FERC acknowledges that nearly three hundred fifty emails and other records responsive to both FOIA requests exist, but has refused to comply with its legal obligations to release segregable portions. This is the same behavior prompting FME Law’s recent suit on behalf of the Energy & Environment Legal Institute for records relating to an apparent effort to “burrow” the head of FERC’s Office of Enforcement, Norman Bay, into a career position before his nomination to chair the Commission.
This lack of diligent compliance with federal disclosure law appears to be part of an unfortunate pattern at FERC. In this case, the records involve the appearance of FERC acting as a sort of unaccountable prosecutor, pursuing violations, either real or perceived, in secret and with less of the safeguards generally allowed for someone in a true criminal trial. As recently put in the Wall Street Journal, regulatory enforcement of similar financial transactions “is now almost as bad as from criminal prosecution,” yet FERC is loath to shed light on its increasingly aggressive and inconsistent actions. STS Energy and FME Law believe the Commission should respect the President’s promise of transparency and fulfill its legal obligations under FOIA.

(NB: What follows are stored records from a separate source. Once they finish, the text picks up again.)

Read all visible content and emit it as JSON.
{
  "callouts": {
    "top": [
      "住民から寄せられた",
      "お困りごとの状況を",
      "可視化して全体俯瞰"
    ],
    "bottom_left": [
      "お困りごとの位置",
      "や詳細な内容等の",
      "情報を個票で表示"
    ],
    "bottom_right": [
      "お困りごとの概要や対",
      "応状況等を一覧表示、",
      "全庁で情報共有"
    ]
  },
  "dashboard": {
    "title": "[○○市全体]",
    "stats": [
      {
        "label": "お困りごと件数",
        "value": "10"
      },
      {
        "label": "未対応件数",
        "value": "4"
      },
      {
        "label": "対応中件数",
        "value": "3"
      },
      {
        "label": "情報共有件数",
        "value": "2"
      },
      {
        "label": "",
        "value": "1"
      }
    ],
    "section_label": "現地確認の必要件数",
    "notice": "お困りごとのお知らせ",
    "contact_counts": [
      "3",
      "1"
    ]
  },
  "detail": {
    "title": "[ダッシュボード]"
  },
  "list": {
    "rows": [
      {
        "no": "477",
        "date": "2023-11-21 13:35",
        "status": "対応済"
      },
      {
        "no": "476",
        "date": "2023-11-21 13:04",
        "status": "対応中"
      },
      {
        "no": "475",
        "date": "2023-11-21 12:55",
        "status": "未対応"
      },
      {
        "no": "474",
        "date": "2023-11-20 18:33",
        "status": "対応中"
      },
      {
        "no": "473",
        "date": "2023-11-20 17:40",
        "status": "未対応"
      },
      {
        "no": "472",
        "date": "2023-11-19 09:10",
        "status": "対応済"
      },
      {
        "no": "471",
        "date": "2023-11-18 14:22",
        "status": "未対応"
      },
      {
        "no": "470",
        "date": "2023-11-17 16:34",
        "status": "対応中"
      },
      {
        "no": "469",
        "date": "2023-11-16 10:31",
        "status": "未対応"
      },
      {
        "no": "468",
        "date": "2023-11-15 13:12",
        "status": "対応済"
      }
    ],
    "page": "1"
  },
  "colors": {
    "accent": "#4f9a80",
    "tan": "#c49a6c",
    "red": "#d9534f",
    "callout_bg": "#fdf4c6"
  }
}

“The records this case seeks should bring fresh scrutiny of the Commission’s enforcement agenda and may shape how other participants approach trades and FERC investigations in the future. Further, It should produce a more thoughtful and reasoned FERC enforcement policy,” said Dr. David W. Schnare, Director of FME Law.
FERC’s wholesale withholding of public information led FME Law to assist STS Energy in this matter seeking release all non-exempt portions of these records. “As we have been forced to argue in yet another matter regarding FERC withholding, there is nothing in FOIA that provides an agency a blanket exemption for these records,” Dr. Schnare continued. “This is the third such move by FERC in response to three separate requests of which we are aware, indicating that FERC’s understanding of these laws is mistaken and should not go unchallenged. This is particularly true given its increasingly aggressive actions that are driving investors from an important market.”
STS Energy Partners LP v. Federal Energy Regulatory Commission was filed today, April 10, 2014, and has been assigned the case number 1:14-cv-00591.
The Free Market Environmental Law Clinic (FME Law) provides litigation and research services to qualified clients. We concentrate on cases involving landmark free-market pro-environmental and energy-related litigation; use of open records and data quality laws to force greater governmental accountability and transparency; and, cases that allow the Clinic to help create the next generation of free market oriented attorneys.
STS Energy Partners LP is a private investment partnership organized under Delaware law. STS has traded in the PJM UTC market and desires to participate in the UTC market again.